I would stay out until they brought him back to me, swinging their AK-47s. He could so easily have been shot. He was wearing almost nothing, dazed like a sleepwalker, and his hair in such a mess. Raphael had always been vain. His skin Vaselined with the scent of roses, the fine shirt with no tails designed to hang outside the trousers and hide his tummy, his nails manicured. Now he looked like a laborer who needed a bath.

Finally one night, the moon was too bright and the boys brought him too close to our house. My mother ran out of the groaning gate. “Patrick, Patrick, what is it?”
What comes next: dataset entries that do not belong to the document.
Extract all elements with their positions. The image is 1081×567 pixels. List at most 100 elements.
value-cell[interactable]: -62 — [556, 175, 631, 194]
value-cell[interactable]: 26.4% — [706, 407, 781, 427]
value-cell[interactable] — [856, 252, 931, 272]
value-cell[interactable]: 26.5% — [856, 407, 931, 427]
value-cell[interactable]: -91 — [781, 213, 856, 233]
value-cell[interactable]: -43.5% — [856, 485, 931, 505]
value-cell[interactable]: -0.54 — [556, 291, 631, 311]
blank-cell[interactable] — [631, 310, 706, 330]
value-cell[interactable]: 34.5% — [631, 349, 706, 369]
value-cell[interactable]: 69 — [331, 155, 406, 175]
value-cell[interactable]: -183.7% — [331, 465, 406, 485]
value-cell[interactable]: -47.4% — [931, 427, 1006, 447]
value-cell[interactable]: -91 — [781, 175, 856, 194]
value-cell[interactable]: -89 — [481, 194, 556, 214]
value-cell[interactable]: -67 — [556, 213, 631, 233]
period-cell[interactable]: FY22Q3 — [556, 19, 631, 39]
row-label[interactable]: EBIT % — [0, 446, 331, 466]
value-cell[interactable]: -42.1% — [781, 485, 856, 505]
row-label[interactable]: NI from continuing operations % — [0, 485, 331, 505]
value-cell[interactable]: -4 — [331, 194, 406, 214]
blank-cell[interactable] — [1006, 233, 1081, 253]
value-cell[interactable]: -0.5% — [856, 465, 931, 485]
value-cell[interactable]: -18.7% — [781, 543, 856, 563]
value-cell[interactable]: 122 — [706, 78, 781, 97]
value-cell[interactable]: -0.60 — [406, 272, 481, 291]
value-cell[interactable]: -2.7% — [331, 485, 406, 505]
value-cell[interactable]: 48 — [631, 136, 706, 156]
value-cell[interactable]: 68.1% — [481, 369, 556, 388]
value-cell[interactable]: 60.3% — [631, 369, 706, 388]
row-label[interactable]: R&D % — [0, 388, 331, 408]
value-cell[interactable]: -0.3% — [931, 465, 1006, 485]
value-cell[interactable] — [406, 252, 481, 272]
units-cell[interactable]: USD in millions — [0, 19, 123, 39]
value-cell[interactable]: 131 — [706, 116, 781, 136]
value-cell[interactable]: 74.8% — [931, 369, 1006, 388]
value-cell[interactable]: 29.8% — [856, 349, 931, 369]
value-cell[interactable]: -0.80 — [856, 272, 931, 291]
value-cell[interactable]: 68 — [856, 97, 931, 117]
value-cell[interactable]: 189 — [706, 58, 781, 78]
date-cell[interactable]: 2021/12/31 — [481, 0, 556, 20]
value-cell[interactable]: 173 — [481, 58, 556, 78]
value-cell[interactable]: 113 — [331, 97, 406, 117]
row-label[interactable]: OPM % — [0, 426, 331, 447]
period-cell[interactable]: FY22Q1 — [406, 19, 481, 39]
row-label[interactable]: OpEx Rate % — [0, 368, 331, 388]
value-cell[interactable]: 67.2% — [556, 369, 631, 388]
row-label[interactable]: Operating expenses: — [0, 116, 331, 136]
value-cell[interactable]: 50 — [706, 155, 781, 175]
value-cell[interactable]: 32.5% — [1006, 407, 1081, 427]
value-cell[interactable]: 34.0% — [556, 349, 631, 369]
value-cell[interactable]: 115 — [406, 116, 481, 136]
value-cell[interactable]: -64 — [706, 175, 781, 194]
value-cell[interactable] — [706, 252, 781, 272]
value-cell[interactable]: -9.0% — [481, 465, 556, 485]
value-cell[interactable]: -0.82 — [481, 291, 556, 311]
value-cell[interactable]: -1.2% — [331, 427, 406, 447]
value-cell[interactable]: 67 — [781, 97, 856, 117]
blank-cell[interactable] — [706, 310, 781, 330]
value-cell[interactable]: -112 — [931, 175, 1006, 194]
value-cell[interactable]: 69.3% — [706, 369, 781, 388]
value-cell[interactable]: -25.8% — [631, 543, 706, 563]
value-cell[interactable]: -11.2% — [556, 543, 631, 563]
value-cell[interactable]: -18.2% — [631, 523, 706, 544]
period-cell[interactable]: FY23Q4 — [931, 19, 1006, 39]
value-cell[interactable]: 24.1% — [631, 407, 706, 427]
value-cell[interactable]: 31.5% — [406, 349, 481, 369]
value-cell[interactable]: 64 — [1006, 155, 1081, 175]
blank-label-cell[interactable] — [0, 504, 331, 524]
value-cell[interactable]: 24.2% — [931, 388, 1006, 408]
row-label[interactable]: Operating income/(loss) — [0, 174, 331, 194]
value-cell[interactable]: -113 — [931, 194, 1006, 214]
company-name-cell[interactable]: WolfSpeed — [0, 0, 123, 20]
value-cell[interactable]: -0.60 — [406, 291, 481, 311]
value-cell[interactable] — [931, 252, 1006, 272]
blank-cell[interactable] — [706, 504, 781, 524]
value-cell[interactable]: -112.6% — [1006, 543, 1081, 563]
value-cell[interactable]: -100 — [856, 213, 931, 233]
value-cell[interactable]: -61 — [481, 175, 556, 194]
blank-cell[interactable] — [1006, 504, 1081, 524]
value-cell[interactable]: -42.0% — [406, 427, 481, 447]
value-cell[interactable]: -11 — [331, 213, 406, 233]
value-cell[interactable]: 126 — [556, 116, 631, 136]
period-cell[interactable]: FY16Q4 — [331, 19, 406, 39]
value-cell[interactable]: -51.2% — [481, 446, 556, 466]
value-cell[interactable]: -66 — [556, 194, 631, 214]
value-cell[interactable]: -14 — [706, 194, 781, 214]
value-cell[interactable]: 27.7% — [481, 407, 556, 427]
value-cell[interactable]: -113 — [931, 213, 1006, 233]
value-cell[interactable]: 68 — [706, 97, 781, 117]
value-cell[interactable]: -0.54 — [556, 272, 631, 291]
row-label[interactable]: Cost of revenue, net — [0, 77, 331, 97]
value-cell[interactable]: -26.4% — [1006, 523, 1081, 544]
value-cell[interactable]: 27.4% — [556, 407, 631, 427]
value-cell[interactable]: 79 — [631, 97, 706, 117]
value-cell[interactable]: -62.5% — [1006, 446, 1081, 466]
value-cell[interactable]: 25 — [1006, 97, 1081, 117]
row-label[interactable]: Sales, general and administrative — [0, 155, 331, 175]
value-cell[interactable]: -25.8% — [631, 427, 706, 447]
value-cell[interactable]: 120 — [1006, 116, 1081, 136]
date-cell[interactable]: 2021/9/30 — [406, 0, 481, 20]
“These boys have been helping us find Raphael,” was all I said. I felt ashamed and frustrated because I had failed to calm him, to find him myself, to keep the secret locked away, especially from Mamamimi.

When my mother saw him she whispered, “Wild man!” and it was like a chill wind going through me. She had said what I knew but did not let myself acknowledge. Again, it was happening again, first to the father, then to the son.

I got him to bed, holding both his arms and steering him. Our room was cool as if we were on a mountain. I came back out into the heat and Mamamimi was waiting, looking old. “Does he smoke gbana?” she asked.

I said I didn’t think so. “But I no longer know him.”

In my mind I was saying, Raphael, come back. Sometimes my mother would beseech me with her eyes to do something. Such a thing should not befall a family twice.